We've put real engineering work into running our servers as efficiently as possible. That means keeping them near full utilization, using hardware purpose-built for energy-efficient AI, and partnering with cloud providers that run industry-leading data centers.
The numbers
Recording length | Energy | Water | Equivalent to a lightbulb running for | Equivalent to this many Google searches |
15 minutes | ~2 Wh | ~7 mL (about 1.5 teaspoons) | LED: 12 min Incandescent: 2 min | ~7 |
45 minutes | ~4.5 Wh | ~15 mL (about 1 tablespoon) | LED: 25 min Incandescent: 4 min | ~15 |
90 minutes | ~8 Wh | ~27 mL (about 2 tablespoons) | LED: 50 min Incandescent: 8 min | ~27 |
How to read the Google search comparison
The numbers above compare to plain Google searches, the kind without an AI Overview at the top. AI Overviews use significantly more energy and water, much closer to what an AI note costs.

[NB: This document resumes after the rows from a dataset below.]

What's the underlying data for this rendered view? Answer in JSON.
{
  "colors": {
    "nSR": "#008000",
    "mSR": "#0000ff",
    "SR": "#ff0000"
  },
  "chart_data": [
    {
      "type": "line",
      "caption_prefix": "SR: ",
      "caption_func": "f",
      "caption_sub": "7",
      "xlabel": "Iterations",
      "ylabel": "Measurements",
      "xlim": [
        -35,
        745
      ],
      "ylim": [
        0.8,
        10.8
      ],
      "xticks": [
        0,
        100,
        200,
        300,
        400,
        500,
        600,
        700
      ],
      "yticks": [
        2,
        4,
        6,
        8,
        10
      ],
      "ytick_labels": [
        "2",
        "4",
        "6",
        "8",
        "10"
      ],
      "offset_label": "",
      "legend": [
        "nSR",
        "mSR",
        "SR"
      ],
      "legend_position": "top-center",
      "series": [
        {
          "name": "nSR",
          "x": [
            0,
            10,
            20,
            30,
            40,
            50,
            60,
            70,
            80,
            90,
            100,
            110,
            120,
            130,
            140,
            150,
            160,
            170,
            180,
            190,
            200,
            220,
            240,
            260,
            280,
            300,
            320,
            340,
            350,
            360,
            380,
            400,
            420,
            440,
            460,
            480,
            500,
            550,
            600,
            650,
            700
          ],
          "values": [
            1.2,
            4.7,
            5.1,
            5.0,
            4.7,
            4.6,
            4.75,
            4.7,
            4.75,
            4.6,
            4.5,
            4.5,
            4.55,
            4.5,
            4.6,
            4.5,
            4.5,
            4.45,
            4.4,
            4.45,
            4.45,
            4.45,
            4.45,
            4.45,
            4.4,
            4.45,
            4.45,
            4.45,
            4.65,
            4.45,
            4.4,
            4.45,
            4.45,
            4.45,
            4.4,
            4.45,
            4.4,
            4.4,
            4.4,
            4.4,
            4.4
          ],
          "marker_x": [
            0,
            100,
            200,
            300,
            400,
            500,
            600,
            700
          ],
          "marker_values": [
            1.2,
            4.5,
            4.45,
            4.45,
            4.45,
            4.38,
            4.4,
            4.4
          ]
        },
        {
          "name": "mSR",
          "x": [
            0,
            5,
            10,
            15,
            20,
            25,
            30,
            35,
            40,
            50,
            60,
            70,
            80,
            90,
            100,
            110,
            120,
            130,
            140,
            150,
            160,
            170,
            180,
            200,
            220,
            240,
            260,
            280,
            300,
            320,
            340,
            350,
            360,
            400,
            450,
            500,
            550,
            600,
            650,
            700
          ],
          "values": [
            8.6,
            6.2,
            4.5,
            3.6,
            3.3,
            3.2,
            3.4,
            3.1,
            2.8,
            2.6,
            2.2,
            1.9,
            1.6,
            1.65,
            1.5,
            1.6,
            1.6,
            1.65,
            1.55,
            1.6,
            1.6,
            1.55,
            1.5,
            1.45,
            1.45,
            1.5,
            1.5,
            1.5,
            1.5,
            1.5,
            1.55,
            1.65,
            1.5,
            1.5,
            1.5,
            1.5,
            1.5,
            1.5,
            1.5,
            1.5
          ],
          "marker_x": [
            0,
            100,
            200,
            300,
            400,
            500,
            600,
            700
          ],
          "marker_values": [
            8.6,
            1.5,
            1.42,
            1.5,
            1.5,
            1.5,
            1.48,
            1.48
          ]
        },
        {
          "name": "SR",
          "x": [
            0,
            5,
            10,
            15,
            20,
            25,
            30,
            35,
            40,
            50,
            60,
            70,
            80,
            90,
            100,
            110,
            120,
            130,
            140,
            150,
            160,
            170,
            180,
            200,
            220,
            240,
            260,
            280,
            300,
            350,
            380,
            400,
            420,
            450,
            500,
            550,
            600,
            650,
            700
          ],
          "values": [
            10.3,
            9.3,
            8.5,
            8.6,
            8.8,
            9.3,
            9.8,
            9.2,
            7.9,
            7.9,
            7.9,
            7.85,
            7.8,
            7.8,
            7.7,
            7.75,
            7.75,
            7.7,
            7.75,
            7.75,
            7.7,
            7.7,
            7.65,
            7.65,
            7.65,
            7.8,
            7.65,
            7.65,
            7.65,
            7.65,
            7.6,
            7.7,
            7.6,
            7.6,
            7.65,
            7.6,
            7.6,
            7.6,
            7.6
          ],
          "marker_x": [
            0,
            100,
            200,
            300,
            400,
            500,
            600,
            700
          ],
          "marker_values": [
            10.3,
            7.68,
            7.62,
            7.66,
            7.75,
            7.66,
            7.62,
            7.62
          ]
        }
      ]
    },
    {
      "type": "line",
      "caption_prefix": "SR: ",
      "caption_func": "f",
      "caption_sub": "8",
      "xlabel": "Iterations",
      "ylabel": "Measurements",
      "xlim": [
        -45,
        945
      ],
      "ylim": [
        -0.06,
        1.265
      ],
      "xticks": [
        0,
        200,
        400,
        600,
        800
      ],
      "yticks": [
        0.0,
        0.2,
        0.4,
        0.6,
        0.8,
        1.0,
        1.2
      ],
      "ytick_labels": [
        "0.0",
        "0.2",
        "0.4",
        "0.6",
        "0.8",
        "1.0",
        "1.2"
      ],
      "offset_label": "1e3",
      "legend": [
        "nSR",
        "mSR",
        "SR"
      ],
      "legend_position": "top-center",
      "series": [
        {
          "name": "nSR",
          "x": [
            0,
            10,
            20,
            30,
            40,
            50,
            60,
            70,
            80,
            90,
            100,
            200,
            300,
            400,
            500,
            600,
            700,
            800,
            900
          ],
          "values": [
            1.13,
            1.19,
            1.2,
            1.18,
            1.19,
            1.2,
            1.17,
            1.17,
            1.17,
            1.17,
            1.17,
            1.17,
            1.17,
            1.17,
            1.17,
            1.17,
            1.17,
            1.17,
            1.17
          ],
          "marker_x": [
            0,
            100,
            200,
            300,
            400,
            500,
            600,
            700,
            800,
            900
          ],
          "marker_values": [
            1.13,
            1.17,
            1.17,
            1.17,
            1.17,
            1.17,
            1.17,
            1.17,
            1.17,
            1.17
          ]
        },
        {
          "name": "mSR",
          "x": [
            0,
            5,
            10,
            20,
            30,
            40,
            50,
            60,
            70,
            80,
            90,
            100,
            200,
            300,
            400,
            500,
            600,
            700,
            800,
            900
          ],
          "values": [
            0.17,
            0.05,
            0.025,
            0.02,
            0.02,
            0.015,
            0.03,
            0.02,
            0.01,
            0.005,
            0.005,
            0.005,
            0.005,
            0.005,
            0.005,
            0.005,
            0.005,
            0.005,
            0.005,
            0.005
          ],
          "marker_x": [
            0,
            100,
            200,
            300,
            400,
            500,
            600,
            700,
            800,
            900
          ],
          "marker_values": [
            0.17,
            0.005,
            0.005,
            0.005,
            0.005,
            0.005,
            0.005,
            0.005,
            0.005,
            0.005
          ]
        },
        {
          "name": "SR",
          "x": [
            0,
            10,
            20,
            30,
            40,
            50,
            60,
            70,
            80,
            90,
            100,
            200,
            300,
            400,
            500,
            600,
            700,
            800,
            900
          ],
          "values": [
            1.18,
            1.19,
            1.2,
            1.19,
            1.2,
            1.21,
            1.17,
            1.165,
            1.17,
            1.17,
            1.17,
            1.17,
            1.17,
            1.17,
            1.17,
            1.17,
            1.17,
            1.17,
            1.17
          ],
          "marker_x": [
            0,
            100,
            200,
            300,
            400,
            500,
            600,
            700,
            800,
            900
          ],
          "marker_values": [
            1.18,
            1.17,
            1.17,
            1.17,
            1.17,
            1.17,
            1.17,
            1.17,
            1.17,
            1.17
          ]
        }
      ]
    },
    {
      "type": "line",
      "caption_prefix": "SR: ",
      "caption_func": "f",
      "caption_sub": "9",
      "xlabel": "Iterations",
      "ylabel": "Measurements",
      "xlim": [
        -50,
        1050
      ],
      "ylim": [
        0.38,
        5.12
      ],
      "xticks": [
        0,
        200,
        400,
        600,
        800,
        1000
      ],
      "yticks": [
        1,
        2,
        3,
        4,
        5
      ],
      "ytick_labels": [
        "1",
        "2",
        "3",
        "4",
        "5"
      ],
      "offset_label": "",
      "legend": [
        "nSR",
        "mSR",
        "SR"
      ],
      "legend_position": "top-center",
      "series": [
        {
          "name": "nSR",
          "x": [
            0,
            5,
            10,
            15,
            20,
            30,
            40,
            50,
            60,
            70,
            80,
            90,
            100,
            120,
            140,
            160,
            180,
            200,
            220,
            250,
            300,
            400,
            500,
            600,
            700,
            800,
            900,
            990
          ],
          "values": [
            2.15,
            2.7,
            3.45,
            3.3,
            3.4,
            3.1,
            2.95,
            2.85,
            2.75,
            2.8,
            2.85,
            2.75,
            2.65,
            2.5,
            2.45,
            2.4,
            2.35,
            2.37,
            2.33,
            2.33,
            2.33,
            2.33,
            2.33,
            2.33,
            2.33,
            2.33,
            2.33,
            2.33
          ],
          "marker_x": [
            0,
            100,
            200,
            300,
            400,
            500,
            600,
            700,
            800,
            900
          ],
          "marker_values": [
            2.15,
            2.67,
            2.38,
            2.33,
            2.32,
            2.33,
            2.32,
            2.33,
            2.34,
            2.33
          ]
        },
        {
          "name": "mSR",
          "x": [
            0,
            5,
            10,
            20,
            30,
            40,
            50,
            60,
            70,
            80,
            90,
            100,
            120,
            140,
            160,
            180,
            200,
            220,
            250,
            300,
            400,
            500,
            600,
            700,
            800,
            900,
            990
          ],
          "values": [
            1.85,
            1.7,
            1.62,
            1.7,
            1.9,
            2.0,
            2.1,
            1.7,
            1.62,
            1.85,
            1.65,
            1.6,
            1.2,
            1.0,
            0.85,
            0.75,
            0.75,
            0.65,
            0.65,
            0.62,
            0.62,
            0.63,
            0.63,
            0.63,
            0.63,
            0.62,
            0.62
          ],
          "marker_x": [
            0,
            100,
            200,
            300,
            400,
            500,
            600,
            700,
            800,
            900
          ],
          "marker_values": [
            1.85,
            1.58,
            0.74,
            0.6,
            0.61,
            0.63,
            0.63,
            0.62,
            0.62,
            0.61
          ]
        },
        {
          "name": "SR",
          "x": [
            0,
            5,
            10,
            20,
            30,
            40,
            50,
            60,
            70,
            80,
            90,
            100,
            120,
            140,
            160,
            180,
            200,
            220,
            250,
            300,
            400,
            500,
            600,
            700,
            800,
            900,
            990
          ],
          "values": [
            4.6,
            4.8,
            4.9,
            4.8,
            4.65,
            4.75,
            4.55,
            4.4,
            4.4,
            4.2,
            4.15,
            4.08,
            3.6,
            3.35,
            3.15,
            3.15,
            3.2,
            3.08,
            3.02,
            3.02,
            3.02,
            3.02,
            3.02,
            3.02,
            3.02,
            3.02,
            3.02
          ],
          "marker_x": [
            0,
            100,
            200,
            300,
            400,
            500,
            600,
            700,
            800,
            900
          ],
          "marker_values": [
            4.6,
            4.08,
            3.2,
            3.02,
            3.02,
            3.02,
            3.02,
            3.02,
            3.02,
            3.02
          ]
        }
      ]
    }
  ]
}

In other words: if you're comfortable searching the web today, you're already in the same ballpark as generating a Twofold note.
Why we're sharing this
Clinicians ask us about this more often as AI becomes a bigger part of healthcare workflows, and the question deserves a real answer with real numbers, not a vague reassurance. We'd rather show our work.
If the numbers ever change meaningfully (better hardware, more efficient models, different data center partners), we'll update this page.
Estimates based on published research on LLM inference (Jegham et al., 2025) and our actual hardware profile.